©Colette Lewis 2011--
Flushing Meadows, NY--
Because there wasn't any tennis played today in the juniors, I spent most of the day at the USTA Billie Jean King National Tennis Center talking with fellow media members and keeping an eye out for an interesting story in case the junior matches didn't get played. I ran into Jim Russell, who is the tournament referee for the NCAA Men's team and individual events, and he is the Volunteer Coordinator for the Champions Invitational, which is the legends event held during the second week of the US Open. He mentioned the Final Eight dinner tonight, and although I was vaguely aware of the designation, which provides a US Open credential to any player who has made the quarterfinals in singles and semifinals in doubles for the rest of their lives, I realized I didn't really know what it meant to be a part of the club.
Russell didn't know exactly how long the club has been in existence, but Joel Drucker, the prominent writer who works for the Tennis Channel and is more conversant with tennis history than anyone else I know, told me the first such club was started at Wimbledon in 1986, and the other Grand Slams followed suit shortly thereafter.
I then talked to Joe Ceriello who is the manager of the USTA Training Center-East, but works in player services during the US Open. He spends most of his time providing tickets to players, and that includes members of the Final Eight club.
"It's really great," Ceriello said. "Kathleen Horvath comes in with her sons, who are tennis players, and she trades them out, and they get to watch matches courtside. The tickets are amazing in the sense that it's not a free supply of tickets, but it's for them, and a guest, every day they show up, as long as there are tickets remaining. And they have the party, but the most important thing is the credential. It's a D pass. It's the same credential a main draw player gets."
I then stopped over at the credential office, and they had a handy sheet telling me all of the perks of membership. In addition to the tickets and credentials (each member can bring one guest), club members also receive transportation and preferred hotel rates at the Grand Hyatt.
College coaches don't automatically get credentials to the US Open, so many are dependent on former players or other connections if they want to avoid the expense and inconvenience of obtaining access to the grounds. Steve Denton, the Texas A&M men's head coach, doesn't have those worries, because he is a member of the Final Eight club, having won the doubles title with Kevin Curren in 1982.
"I've only really used it since I've been at A&M the last five years," said Denton, who doesn't use the tickets for the pro matches because he is watching the juniors in action on the outside courts. "It's obviously been nice to come here, where all the good juniors are."
I wasn't able to determine who the oldest member of the club is, but I do know who the youngest one is--Jack Sock, who earned the honor when he and Melanie Oudin won their quarterfinal match in mixed doubles on Monday.
Not everyone Sock's age would be impressed with acceptance into a club that obviously skews toward older, long-retired players, but Sock was excited when he heard.
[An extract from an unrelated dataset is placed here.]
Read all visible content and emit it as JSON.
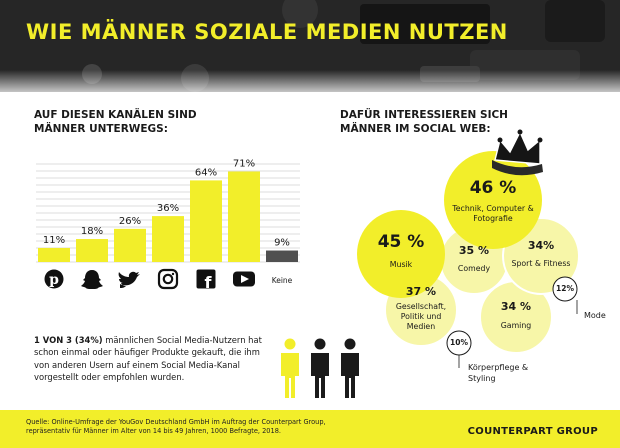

"I just heard that," said Sock, whose voice suggested he didn't still quite believe it. "I had to go downstairs and ask, because I thought someone was fibbing me. That's, wow, that's insane. I can come back here for the rest of my life if I want to. It's an amazing feeling."
Sock has ambitions to re-earn his membership via future singles or doubles performances of course, but he is grateful to have a lifetime invitation to the US Open already.
"No complaints here if I can always come back to the Big Apple and watch some good tennis. I love the sport, it's what I do, and I'm sure in the future I'll be using that little bonus."